Em 2020, ele concorreu à prefeitura de Correntina pelo Psol, recebendo 2,67% dos votos. “A piora tá contínua. Pode ter um caldo aqui, mas pode não ser um rio. A quantidade de venenos que tem nele hoje é muito maior. O volume de água dele é muito menor”, diz.
Para ele, caso a tendência atual se mantenha, com desmatamentos e grandes captações de água para irrigação, os rios do oeste baiano passarão a ser intermitentes, correndo apenas no período chuvoso. “Nesses 16 anos, eu vi riachos que tinham água secarem. Vi pequenos regos [forma de irrigação tradicional] que o pessoal sempre fez desses riachos secarem. Vi os peixes sumirem do rio. E vi as pessoas desaparecerem desses locais. É uma situação bastante triste”, lamenta.
A percepção de Iremar é reforçada pelos dados disponíveis das estações fluviométricas da região, que indicam que o volume de água dos corpos hídricos locais tem diminuído continuamente. “Na bacia do rio Corrente, em 1978, a vazão dos rios era mais ou menos 280, 290 m³/s. Hoje, está próximo de 100. Foi uma redução muito significativa, quase 70% da vazão média anual. E a bacia do Rio Grande, mais acima, também está na mesma tendência”, explica a pesquisadora Lorena Ferraz.
O cenário encontrado no oeste baiano é uma constante em praticamente todo o Cerrado, segundo Yuri Salmona, da UnB. “A gente chegou à conclusão de que a maioria, mais de 80% das bacias, tem uma diminuição da vazão. Se for colocar uma mensagem simples, é que o Cerrado de fato está secando, que está diminuindo a disponibilidade de água nos seus rios”, explica o geógrafo, que vai publicar nos próximos meses um estudo com base na análise de mais de 30 anos de dados de quase 100 estações pluviométricas do Cerrado.

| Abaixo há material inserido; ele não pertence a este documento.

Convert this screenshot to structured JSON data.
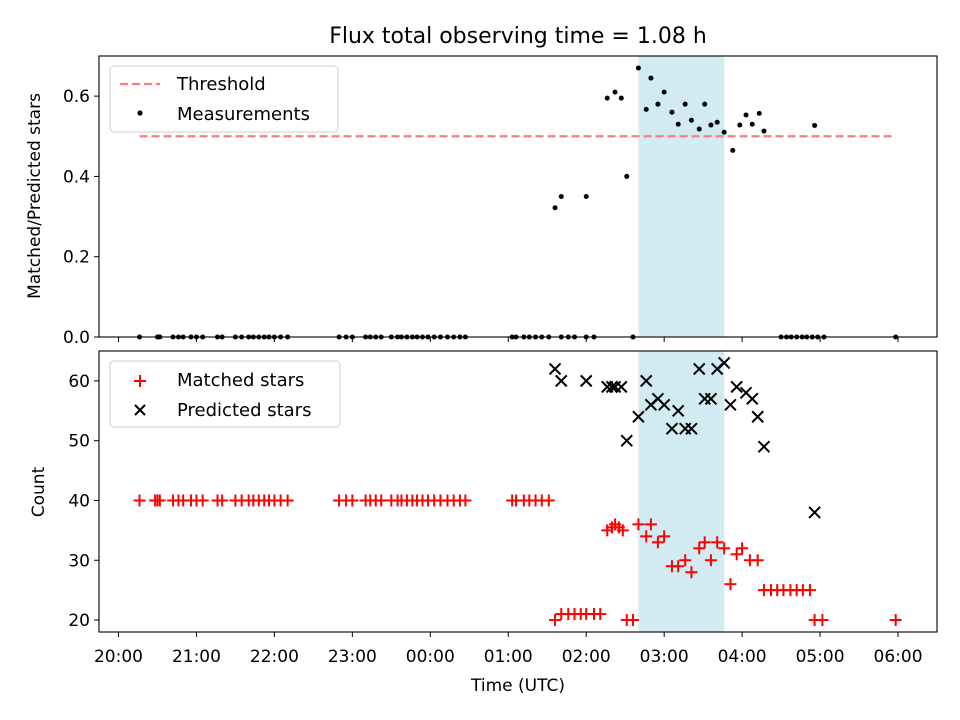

Com uma camiseta que resume a sua luta: “Cerrado em pé: a vida brota das águas!”, a fecheira Aliene Barbosa, de 41 anos, conta sua relação com o rio Arrojado, que fica a poucos metros de sua casa, na comunidade do Grilo. Na infância, sem água encanada em casa, ela lavava roupas e louças, tomava banho e fazia café com a água do rio. “Eu gosto de viver aqui, gosto do trabalho da roça, de lidar com os animais, com o rio. É uma ligação muito forte que eu tenho com a terra, com a água, com tudo”, diz. Na visão dela, o desenvolvimento alardeado pelo agro atinge negativamente os pequenos agricultores e demais moradores do oeste baiano, já que diminui a disponibilidade de água.
Para seu Celino, da comunidade de Brejo Verde, também no Arrojado, é necessário resistir a esse modelo de desenvolvimento que devasta a natureza. “O meu intuito, e eu brigo até o fim, é pra esse Cerrado continuar em pé. Eu não fiz estudo nenhum comprovado, mas eu tenho conhecimento que esse Cerrado em pé é o berço das águas. Por isso que a gente vem resistindo, resistindo com briga mesmo, não é passando a mão na cabeça, não.”
Vídeo: Água. Poucos com tudo. Muitos sem.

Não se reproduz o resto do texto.